None of the above is rocket science, but there is quite a lot of detail and, in addition, that code is quite fragile insofar as it makes lots of assumptions about how users provide their content in the first place. I think we need a spec that lets us describe that level of detail. Otherwise we end up with every recipe consisting of one proprietary black box.

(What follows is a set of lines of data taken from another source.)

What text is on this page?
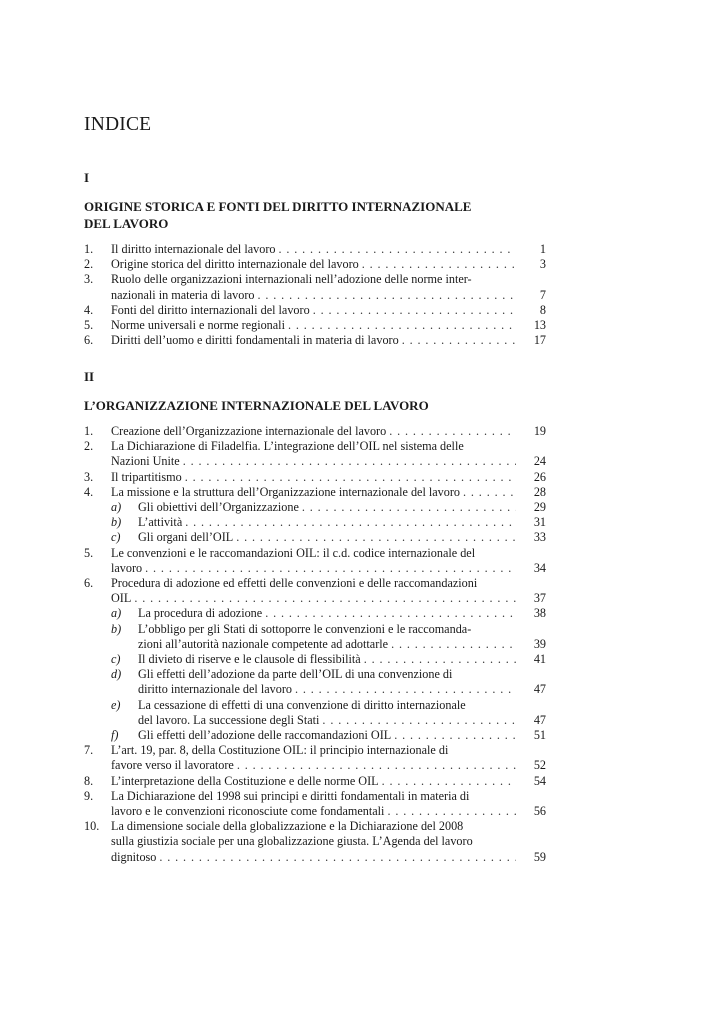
INDICE
I
ORIGINE STORICA E FONTI DEL DIRITTO INTERNAZIONALE
DEL LAVORO
1. Il diritto internazionale del lavoro . . .	1
2. Origine storica del diritto internazionale del lavoro . . .	3
3. Ruolo delle organizzazioni internazionali nell’adozione delle norme inter-
nazionali in materia di lavoro . . .	7
4. Fonti del diritto internazionali del lavoro . . .	8
5. Norme universali e norme regionali . . .	13
6. Diritti dell’uomo e diritti fondamentali in materia di lavoro . . .	17
II
L’ORGANIZZAZIONE INTERNAZIONALE DEL LAVORO
1. Creazione dell’Organizzazione internazionale del lavoro . . .	19
2. La Dichiarazione di Filadelfia. L’integrazione dell’OIL nel sistema delle
Nazioni Unite . . .	24
3. Il tripartitismo . . .	26
4. La missione e la struttura dell’Organizzazione internazionale del lavoro . . .	28
a) Gli obiettivi dell’Organizzazione . . .	29
b) L’attività . . .	31
c) Gli organi dell’OIL . . .	33
5. Le convenzioni e le raccomandazioni OIL: il c.d. codice internazionale del
lavoro . . .	34
6. Procedura di adozione ed effetti delle convenzioni e delle raccomandazioni
OIL . . .	37
a) La procedura di adozione . . .	38
b) L’obbligo per gli Stati di sottoporre le convenzioni e le raccomanda-
zioni all’autorità nazionale competente ad adottarle . . .	39
c) Il divieto di riserve e le clausole di flessibilità . . .	41
d) Gli effetti dell’adozione da parte dell’OIL di una convenzione di
diritto internazionale del lavoro . . .	47
e) La cessazione di effetti di una convenzione di diritto internazionale
del lavoro. La successione degli Stati . . .	47
f) Gli effetti dell’adozione delle raccomandazioni OIL . . .	51
7. L’art. 19, par. 8, della Costituzione OIL: il principio internazionale di
favore verso il lavoratore . . .	52
8. L’interpretazione della Costituzione e delle norme OIL . . .	54
9. La Dichiarazione del 1998 sui principi e diritti fondamentali in materia di
lavoro e le convenzioni riconosciute come fondamentali . . .	56
10. La dimensione sociale della globalizzazione e la Dichiarazione del 2008
sulla giustizia sociale per una globalizzazione giusta. L’Agenda del lavoro
dignitoso . . .	59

mvahowe commented 4 years ago

Some explanation of choices here: https://github.com/bible-technology/scripture-burrito/blob/43420d7bb9aa35a51cad79d0140bd66c9cd1b06e/docs/recipes/recipeSpec_proposal.md

mvahowe commented 4 years ago

Relates to #157

mvahowe commented 4 years ago

I'm still looking for a command line JSON formatter with some common sense but, via the online Prettier formatter, here are some of the more useful bits of my current example document:

        [
          "writeIngredient",
          ["getq", "jsonVariable"],
          ["lit", "processing"],
          ["lit", "/peripherals/versification.json"]
        ],
        [
          "copyIngredient",
          ["lit", "source"],
          ["lit", "/peripherals/versification.json"],
          ["lit", "derived"],
          ["lit", "/peripherals/source_versification.json"]
        ],
        [
          "processIngredient",
          ["lit", "/peripherals/versification.json"],
          ["lit", "versificationJsonToVrs"],
          ["lit", 0.3],
          ["lit", "/peripherals/source_versification.json"],
          [
            "json",
            {
              "addMissingPTBooks": true
            }
          ]
        ],
        ["copyName", ["lit", "book-mat"]],
        [
          "setq",
          "shortMAT",
          ["readName", ["lit", "book-mat"], ["lit", "short"]]
        ],
        [
          "writeName",
          ["lit", "book-mat"],
          ["lit", "short"],
          [
            "lit",
            {
              "en": "Matthew",
              "fr": "Mathieu"
            }
          ]
        ]
      ],
 [
          "setq",
          "mySection",
          ["newRecipeSection", ["lit", "/"], ["lit", "nt"]]
        ],
        [
          "setq",
          "mySectionElements",
          ["lit", "mat"],
          ["newRecipeElements", ["getq", "mySection"], ["lit", "mat"]]
        ],
        [
          "newRecipeElement",
          ["getq", "mySectionElements"],
          ["lit", "/release/MAT.mp3"]
        ],
        [
          "newRecipeElement",
          ["getq", "mySectionElements"],
          ["lit", "/release/MAT.timing.json"]
        ],
        ["message", ["lit", "Now delete object key just because"], ["lit", 4]],
        ["delq", "mySectionElements", ["lit", "mat"]]
      ]

mvahowe commented 4 years ago

I mocked up an identity transform here:

https://github.com/bible-technology/scripture-burrito/blob/1fa812d8f1c1ad20a5f46b521da2a85e35912afc/docs/examples/artifacts/ingredients/recipe_spec/identity_variant.json

See the "one long line because this is JSON" inline comments.

I think one thing this demonstrates is that adopting an array-based syntax would make everything far far more concise. But before I start tweaking syntax (given that I don't think expect anyone to edit this format directly anyway), does this give a better idea of the kind of problem we are trying to solve, and why we do need some control structures to make recipeSpecs at all useful?

mvahowe commented 4 years ago

I'm going to merge this into a new branch called develop_recipe_spec and do another round of experimentation.